Significance and impact of atopic eczema

Atopic eczema is a significant disease. Children with atopic eczema are a high-priority group for effective intervention. Few individuals experience handicap in adult life with the very chronic form of atopic eczema. However, the onset of disease occurs before the age of 2 years in 90% of newly diagnosed cases. The intractable itch of atopic eczema can cause sleep loss, misery to children and disruption to family life (Williams, 1997). Atopic eczema can be a disfiguring and very burdensome due to the unrelenting itch and desire to scratch. Scratching damages the skin, disturbs sleep, disrupts relationships, triggers mood changes and alters affect (Lewis-Jones et al., 2001). Sleep loss is an important measure of disease intensity in children with atopic eczema (Reid and Lewis-Jones, 1995).

Atopic eczema is the cause of significant emotional difficulties for many sufferers as well as other family members (Elliott and Luker, 1997). The latter study of mothers caring for children with severe atopic eczema highlights the extra burden of normal childcare and the additional housework generated by the disease. Elliott and Luker found that mothers described the major task in keeping their child entertained in order to prevent scratching. This is further compounded by the fact that such children were often found to be irritable and had short concentration spans.

There is a substantial economic cost of eczema to the patient (Kemp, 2003) and the health service (Verboom et al., 2002). Herd et al. (1996) estimated that in 1996 the annual UK personal cost to patients would be £2,297 million, the cost to the service £125 million with a substantial loss of school and working days. The substantial economic impact of the disease is supported by studies such as that from Australia (Kemp, 2003).

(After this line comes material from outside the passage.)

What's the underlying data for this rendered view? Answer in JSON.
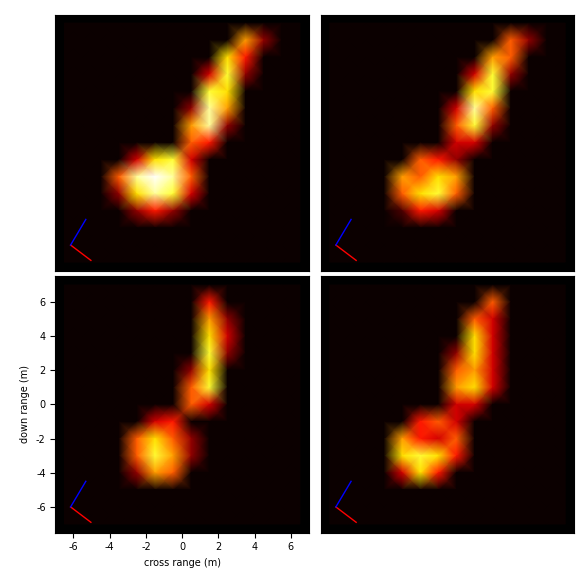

Measurement of the impact of skin disease on quality of life is important for our understanding and management of skin diseases. Several studies suggest that atopic eczema has a more profound effect on quality of life than other skin diseases, such as acne and psoriasis (Lewis-Jones and Finlay, 1995).Therefore, it is desirable to measure the impact on quality of life as a potential outcome of intervention. The relationship between the severity of atopic eczema in children and quality of life has been established (Ben-Gashir et al., 2004). Problematic symptoms such as itching can adversely affect quality of life. Itch leads to scratching and these may have a significant impact on a child’s sleep, quality of life (Lewis-Jones et al., 2001) and family (Elliott and Luker, 1997).

Due to these various impacts of atopic eczema, it is necessary to measure changes in quality of life impact as well as disease severity as a key outcome measure (further details can be obtained in Assessment and planning care and Psychological and social aspects of skin care). Also, since caregivers, especially parents, are often required to assist with treatments, their ability and confidence are also relevant outcomes to measure. Given that people with atopic eczema require special clothing, bedding, frequent applications of greasy ointments (Reid and Lewis-Jones, 1995), treatment adherence also becomes a relevant clinical outcome to assess. Nurses have a key role in supporting the parents of children with atopic eczema. The challenge for parents is highlighted in the research by Elliott and Luker (1997) and ongoing work by Surridge (2005) on the challenges of appraising knowledge sources to find tolerable solutions to their child’s eczema. Parental education is discussed later, but is also highlighted in Helping patients make the most of their treatment, on the importance of parental education to make the most of treatment.